Not only this, the Chhattisgarh Police, as part of their urban crackdown over the last couple of months, seized 82-84 small arms, 60 motorola sets, uniforms enough to clothe six battalions and 81 GB worth of Naxal material that they are yet to scan.
The urban network of the Naxalites in Chhattisgarh consisted not only of lawyers, tailors but an entire travel agency under whose cover 10-12 Naxal supporters were ferrying Maoist leaders from Raipur to camps in the interiors and transporting arms consignments and other material. The travel agency has since been busted and a good part of its staff arrested for abetting Naxal activities.

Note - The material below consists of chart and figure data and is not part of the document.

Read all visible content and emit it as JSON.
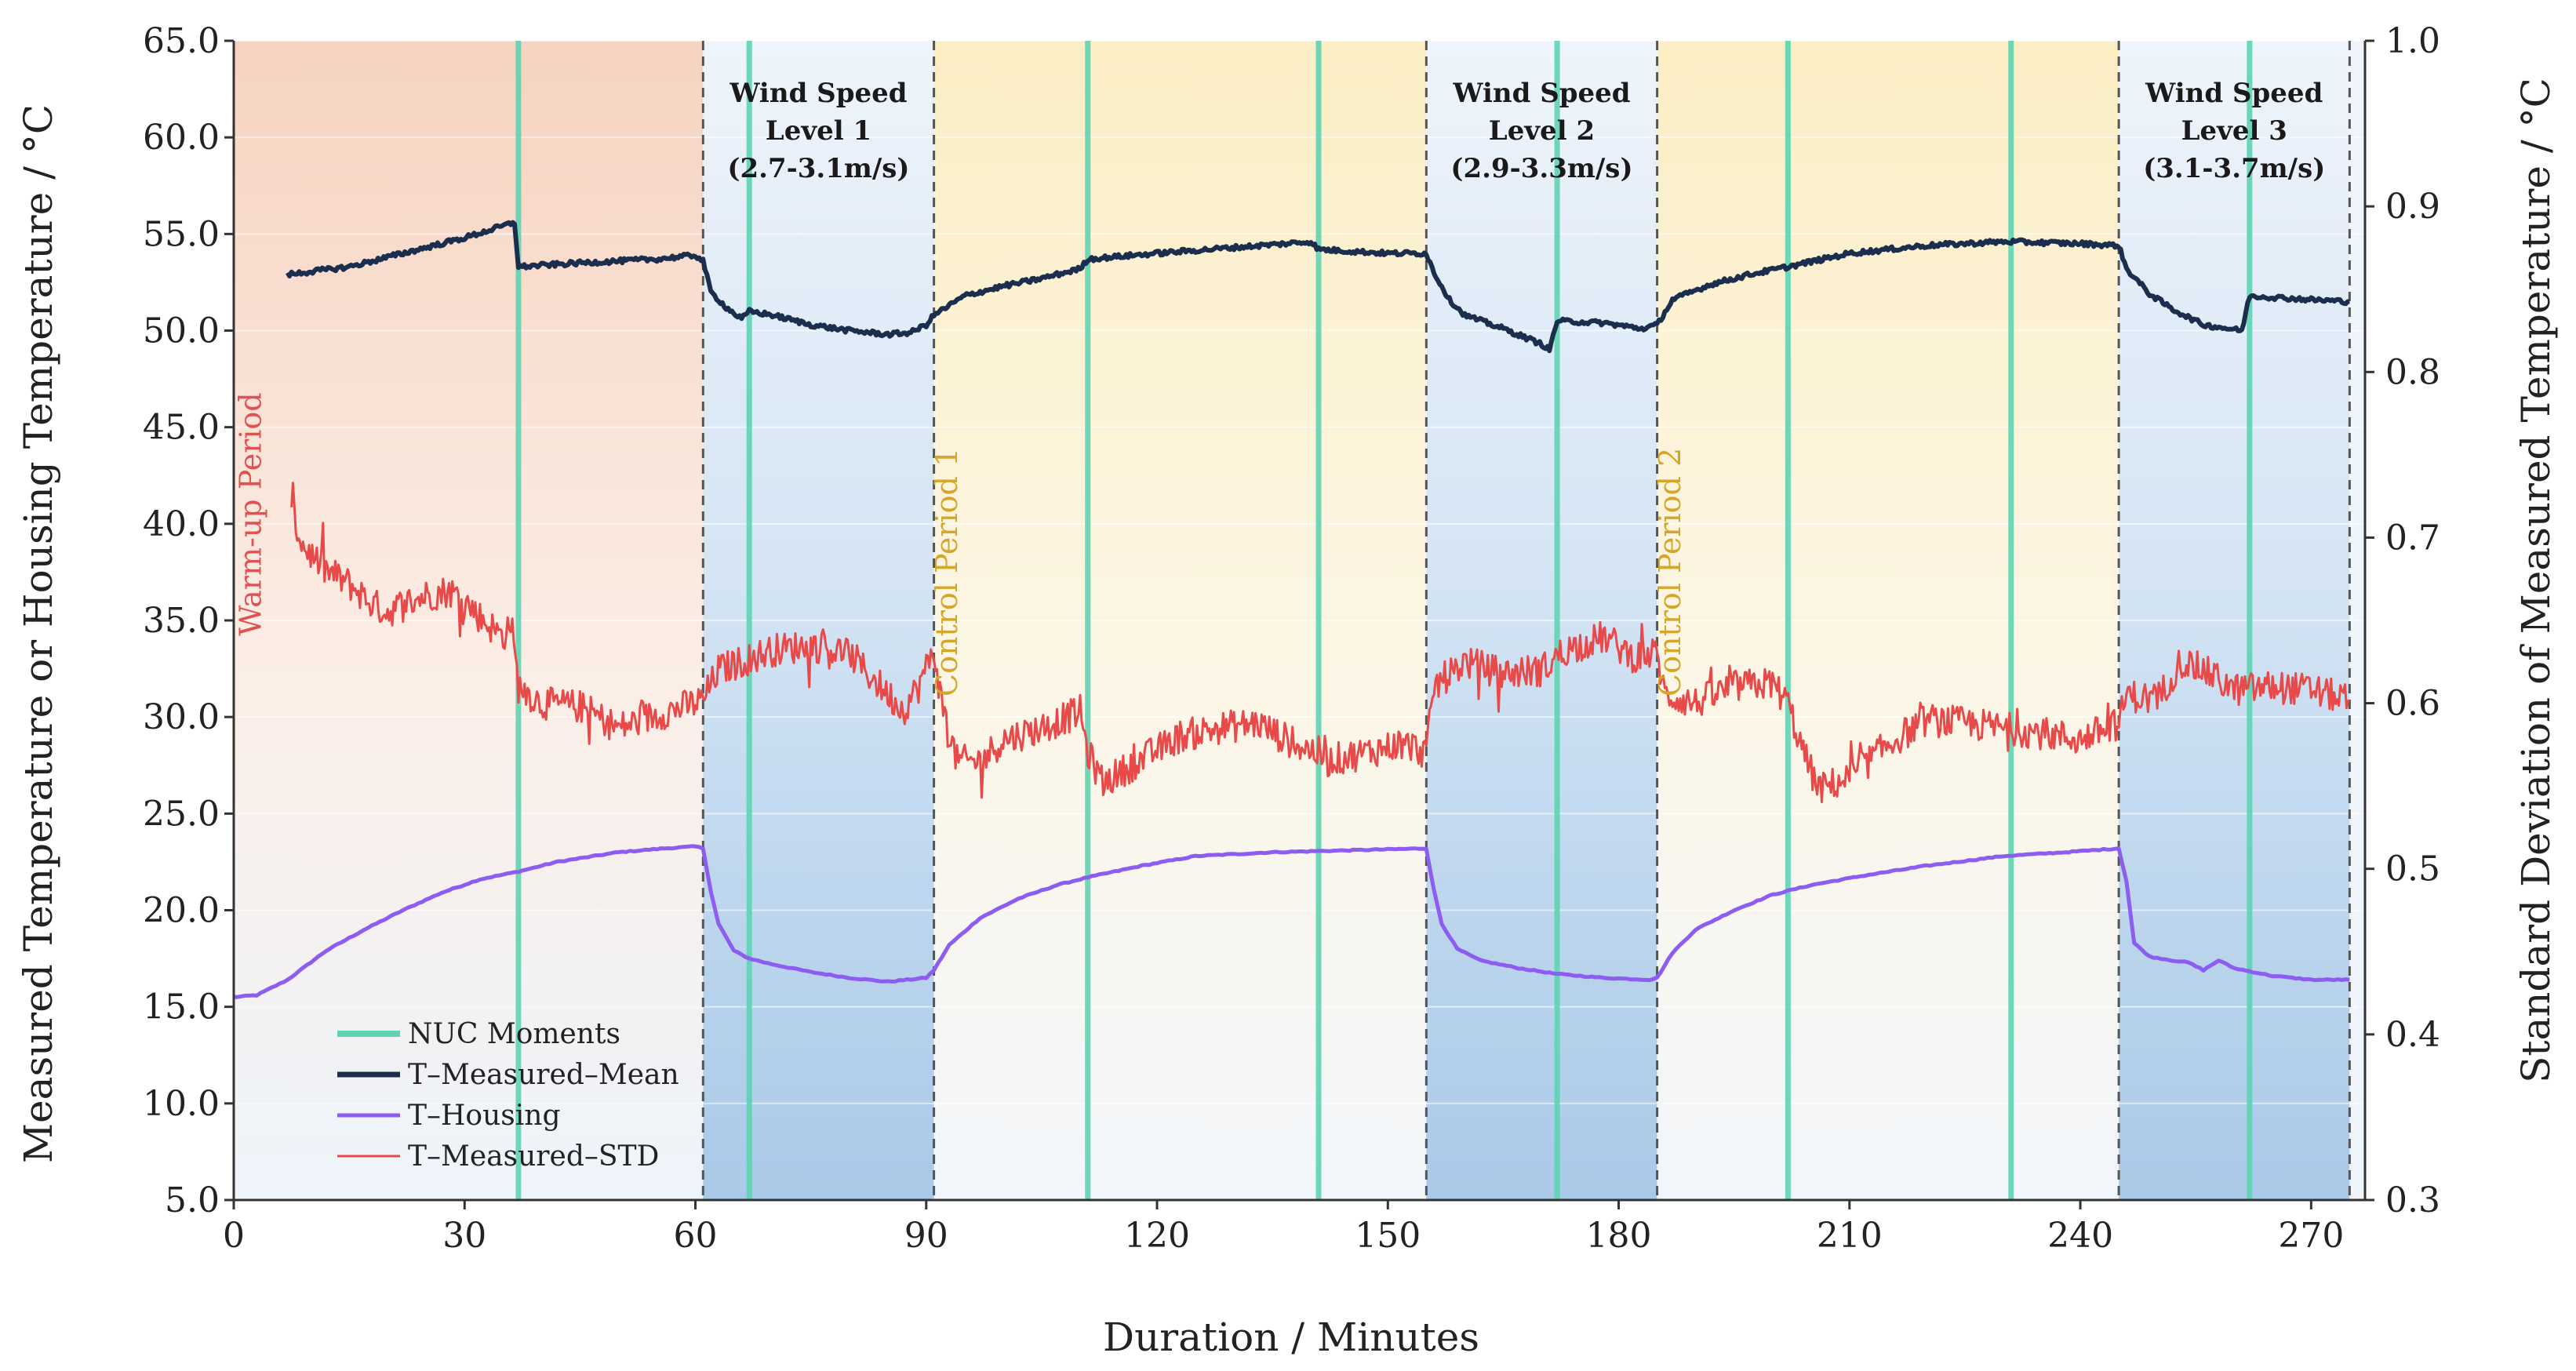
{
  "chart_data": {
    "type": "line",
    "xlabel": "Duration / Minutes",
    "ylabel_left": "Measured Temperature or Housing Temperature / °C",
    "ylabel_right": "Standard Deviation of Measured Temperature / °C",
    "xlim": [
      0,
      277
    ],
    "ylim_left": [
      5.0,
      65.0
    ],
    "ylim_right": [
      0.3,
      1.0
    ],
    "x_ticks": [
      "0",
      "30",
      "60",
      "90",
      "120",
      "150",
      "180",
      "210",
      "240",
      "270"
    ],
    "y_left_ticks": [
      "5.0",
      "10.0",
      "15.0",
      "20.0",
      "25.0",
      "30.0",
      "35.0",
      "40.0",
      "45.0",
      "50.0",
      "55.0",
      "60.0",
      "65.0"
    ],
    "y_right_ticks": [
      "0.3",
      "0.4",
      "0.5",
      "0.6",
      "0.7",
      "0.8",
      "0.9",
      "1.0"
    ],
    "regions": [
      {
        "kind": "warmup",
        "start": 0,
        "end": 61,
        "color": "#f7d9c8"
      },
      {
        "kind": "wind",
        "start": 61,
        "end": 91,
        "color": "#b7d2ea",
        "label_line1": "Wind Speed",
        "label_line2": "Level 1",
        "label_line3": "(2.7-3.1m/s)"
      },
      {
        "kind": "control",
        "start": 91,
        "end": 155,
        "color": "#fbefc4"
      },
      {
        "kind": "wind",
        "start": 155,
        "end": 185,
        "color": "#b7d2ea",
        "label_line1": "Wind Speed",
        "label_line2": "Level 2",
        "label_line3": "(2.9-3.3m/s)"
      },
      {
        "kind": "control",
        "start": 185,
        "end": 245,
        "color": "#fbefc4"
      },
      {
        "kind": "wind",
        "start": 245,
        "end": 275,
        "color": "#b7d2ea",
        "label_line1": "Wind Speed",
        "label_line2": "Level 3",
        "label_line3": "(3.1-3.7m/s)"
      }
    ],
    "boundaries": [
      61,
      91,
      155,
      185,
      245,
      275
    ],
    "period_labels": [
      {
        "text": "Warm-up Period",
        "x": 3.5,
        "y": 40.5,
        "color": "#e05252"
      },
      {
        "text": "Control Period 1",
        "x": 94,
        "y": 37.5,
        "color": "#d4a62a"
      },
      {
        "text": "Control Period 2",
        "x": 188,
        "y": 37.5,
        "color": "#d4a62a"
      }
    ],
    "nuc_moments": [
      37,
      67,
      111,
      141,
      172,
      202,
      231,
      262
    ],
    "series": [
      {
        "name": "NUC Moments",
        "axis": "left",
        "color": "#5fd3b3"
      },
      {
        "name": "T–Measured–Mean",
        "axis": "left",
        "color": "#1c2e4e",
        "points": [
          [
            7,
            52.9
          ],
          [
            15,
            53.3
          ],
          [
            25,
            54.3
          ],
          [
            30,
            54.8
          ],
          [
            36.5,
            55.6
          ],
          [
            37,
            53.3
          ],
          [
            45,
            53.5
          ],
          [
            55,
            53.7
          ],
          [
            60,
            53.9
          ],
          [
            61,
            53.6
          ],
          [
            62,
            52.0
          ],
          [
            64,
            51.2
          ],
          [
            66,
            50.6
          ],
          [
            67,
            51.0
          ],
          [
            70,
            50.8
          ],
          [
            75,
            50.3
          ],
          [
            80,
            50.0
          ],
          [
            85,
            49.8
          ],
          [
            88,
            49.9
          ],
          [
            90,
            50.3
          ],
          [
            91,
            50.8
          ],
          [
            95,
            51.8
          ],
          [
            100,
            52.3
          ],
          [
            105,
            52.7
          ],
          [
            110,
            53.2
          ],
          [
            111,
            53.7
          ],
          [
            120,
            54.0
          ],
          [
            130,
            54.3
          ],
          [
            140,
            54.6
          ],
          [
            141,
            54.2
          ],
          [
            150,
            54.0
          ],
          [
            155,
            54.0
          ],
          [
            156,
            53.0
          ],
          [
            158,
            51.6
          ],
          [
            160,
            50.8
          ],
          [
            165,
            50.1
          ],
          [
            170,
            49.3
          ],
          [
            171,
            49.0
          ],
          [
            172,
            50.5
          ],
          [
            178,
            50.4
          ],
          [
            183,
            50.1
          ],
          [
            185,
            50.3
          ],
          [
            187,
            51.6
          ],
          [
            192,
            52.4
          ],
          [
            197,
            52.9
          ],
          [
            202,
            53.3
          ],
          [
            210,
            54.0
          ],
          [
            220,
            54.4
          ],
          [
            230,
            54.6
          ],
          [
            231,
            54.6
          ],
          [
            240,
            54.5
          ],
          [
            245,
            54.4
          ],
          [
            246,
            53.2
          ],
          [
            249,
            51.9
          ],
          [
            252,
            51.1
          ],
          [
            256,
            50.3
          ],
          [
            261,
            50.0
          ],
          [
            262,
            51.8
          ],
          [
            270,
            51.6
          ],
          [
            275,
            51.5
          ]
        ]
      },
      {
        "name": "T–Housing",
        "axis": "left",
        "color": "#8d5cf0",
        "points": [
          [
            0,
            15.5
          ],
          [
            3,
            15.6
          ],
          [
            7,
            16.4
          ],
          [
            12,
            17.9
          ],
          [
            17,
            19.0
          ],
          [
            22,
            20.0
          ],
          [
            27,
            20.9
          ],
          [
            32,
            21.6
          ],
          [
            37,
            22.0
          ],
          [
            42,
            22.5
          ],
          [
            50,
            23.0
          ],
          [
            56,
            23.2
          ],
          [
            60,
            23.3
          ],
          [
            61,
            23.2
          ],
          [
            62,
            21.0
          ],
          [
            63,
            19.3
          ],
          [
            65,
            17.9
          ],
          [
            67,
            17.5
          ],
          [
            70,
            17.2
          ],
          [
            75,
            16.8
          ],
          [
            80,
            16.5
          ],
          [
            85,
            16.3
          ],
          [
            90,
            16.5
          ],
          [
            91,
            16.9
          ],
          [
            93,
            18.2
          ],
          [
            97,
            19.6
          ],
          [
            102,
            20.6
          ],
          [
            107,
            21.3
          ],
          [
            111,
            21.7
          ],
          [
            118,
            22.3
          ],
          [
            125,
            22.8
          ],
          [
            135,
            23.0
          ],
          [
            145,
            23.1
          ],
          [
            155,
            23.2
          ],
          [
            156,
            21.0
          ],
          [
            157,
            19.3
          ],
          [
            159,
            18.0
          ],
          [
            162,
            17.4
          ],
          [
            167,
            17.0
          ],
          [
            172,
            16.7
          ],
          [
            178,
            16.5
          ],
          [
            184,
            16.4
          ],
          [
            185,
            16.5
          ],
          [
            187,
            17.8
          ],
          [
            190,
            19.0
          ],
          [
            195,
            20.0
          ],
          [
            200,
            20.8
          ],
          [
            205,
            21.3
          ],
          [
            212,
            21.8
          ],
          [
            220,
            22.3
          ],
          [
            230,
            22.8
          ],
          [
            238,
            23.0
          ],
          [
            245,
            23.2
          ],
          [
            246,
            21.5
          ],
          [
            247,
            18.3
          ],
          [
            249,
            17.6
          ],
          [
            252,
            17.4
          ],
          [
            254,
            17.3
          ],
          [
            256,
            16.9
          ],
          [
            258,
            17.4
          ],
          [
            260,
            17.0
          ],
          [
            265,
            16.6
          ],
          [
            270,
            16.4
          ],
          [
            275,
            16.4
          ]
        ]
      },
      {
        "name": "T–Measured–STD",
        "axis": "right",
        "color": "#e84a4a",
        "points": [
          [
            7.5,
            0.715
          ],
          [
            9,
            0.695
          ],
          [
            12,
            0.68
          ],
          [
            15,
            0.672
          ],
          [
            18,
            0.66
          ],
          [
            20,
            0.655
          ],
          [
            22,
            0.66
          ],
          [
            25,
            0.665
          ],
          [
            28,
            0.668
          ],
          [
            30,
            0.662
          ],
          [
            32,
            0.652
          ],
          [
            35,
            0.64
          ],
          [
            36,
            0.65
          ],
          [
            37,
            0.61
          ],
          [
            40,
            0.6
          ],
          [
            45,
            0.598
          ],
          [
            50,
            0.585
          ],
          [
            55,
            0.593
          ],
          [
            60,
            0.6
          ],
          [
            61,
            0.602
          ],
          [
            63,
            0.62
          ],
          [
            66,
            0.625
          ],
          [
            70,
            0.632
          ],
          [
            75,
            0.635
          ],
          [
            80,
            0.63
          ],
          [
            82,
            0.62
          ],
          [
            87,
            0.596
          ],
          [
            89,
            0.61
          ],
          [
            91,
            0.632
          ],
          [
            92,
            0.6
          ],
          [
            94,
            0.565
          ],
          [
            97,
            0.565
          ],
          [
            100,
            0.578
          ],
          [
            105,
            0.585
          ],
          [
            110,
            0.595
          ],
          [
            111,
            0.57
          ],
          [
            113,
            0.552
          ],
          [
            118,
            0.566
          ],
          [
            123,
            0.58
          ],
          [
            128,
            0.585
          ],
          [
            133,
            0.588
          ],
          [
            138,
            0.575
          ],
          [
            141,
            0.57
          ],
          [
            142,
            0.565
          ],
          [
            147,
            0.57
          ],
          [
            152,
            0.576
          ],
          [
            155,
            0.57
          ],
          [
            156,
            0.61
          ],
          [
            160,
            0.625
          ],
          [
            165,
            0.618
          ],
          [
            170,
            0.62
          ],
          [
            173,
            0.632
          ],
          [
            178,
            0.64
          ],
          [
            182,
            0.628
          ],
          [
            185,
            0.63
          ],
          [
            186,
            0.605
          ],
          [
            190,
            0.6
          ],
          [
            195,
            0.61
          ],
          [
            200,
            0.612
          ],
          [
            202,
            0.6
          ],
          [
            204,
            0.57
          ],
          [
            206,
            0.548
          ],
          [
            210,
            0.555
          ],
          [
            215,
            0.575
          ],
          [
            220,
            0.59
          ],
          [
            225,
            0.588
          ],
          [
            230,
            0.585
          ],
          [
            235,
            0.582
          ],
          [
            240,
            0.578
          ],
          [
            245,
            0.588
          ],
          [
            246,
            0.605
          ],
          [
            250,
            0.602
          ],
          [
            253,
            0.625
          ],
          [
            256,
            0.62
          ],
          [
            260,
            0.608
          ],
          [
            265,
            0.61
          ],
          [
            270,
            0.608
          ],
          [
            275,
            0.602
          ]
        ]
      }
    ],
    "legend": {
      "placement": "bottom-left",
      "entries": [
        {
          "label": "NUC Moments",
          "color": "#5fd3b3"
        },
        {
          "label": "T–Measured–Mean",
          "color": "#1c2e4e"
        },
        {
          "label": "T–Housing",
          "color": "#8d5cf0"
        },
        {
          "label": "T–Measured–STD",
          "color": "#e84a4a"
        }
      ]
    }
  }
}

The main source of Naxals’ funds are extortion from road contractors, tendu patta contractors, mining companies, illegal mining activities and other industrialists having operations in the Naxal-infested areas. In Jharkhand, in particular, the Naxalites extort significant amounts of money from illegal coal miners.
The estimated Rs 1,000-crore annual budget of the Naxalites is an obvious source of worry for the Centre as it matches the police modernisation funds that it has been disbursing to the states. It also goes against the Union home minister Shivraj Patil’s recent assertion in Parliament that the threat of Naxalism was being exaggerated by the Opposition.
After all, with a generous budget of Rs 1,000 crore, the Naxalites are now no longer relying on weapons and ammunition looted from the police for their firepower. As evident from some of the independently-procured AK-47s seized recently, the Naxalites are now actually buying these sophisticated arms from around the world and having the consignments shipped clandestinely to India or picked up from the north-eastern borders.
According to sources in Chhattisgarh Police, interrogation of arrested urban supporters of Maoists have thrown light on an aborted bid to buy AK-47s from Australian dealers and have them illegally shipped to India via Malaysia. Similarly, West Bengal police have confirmed the despatch of an arms consignment from the north-east, via West Bengal.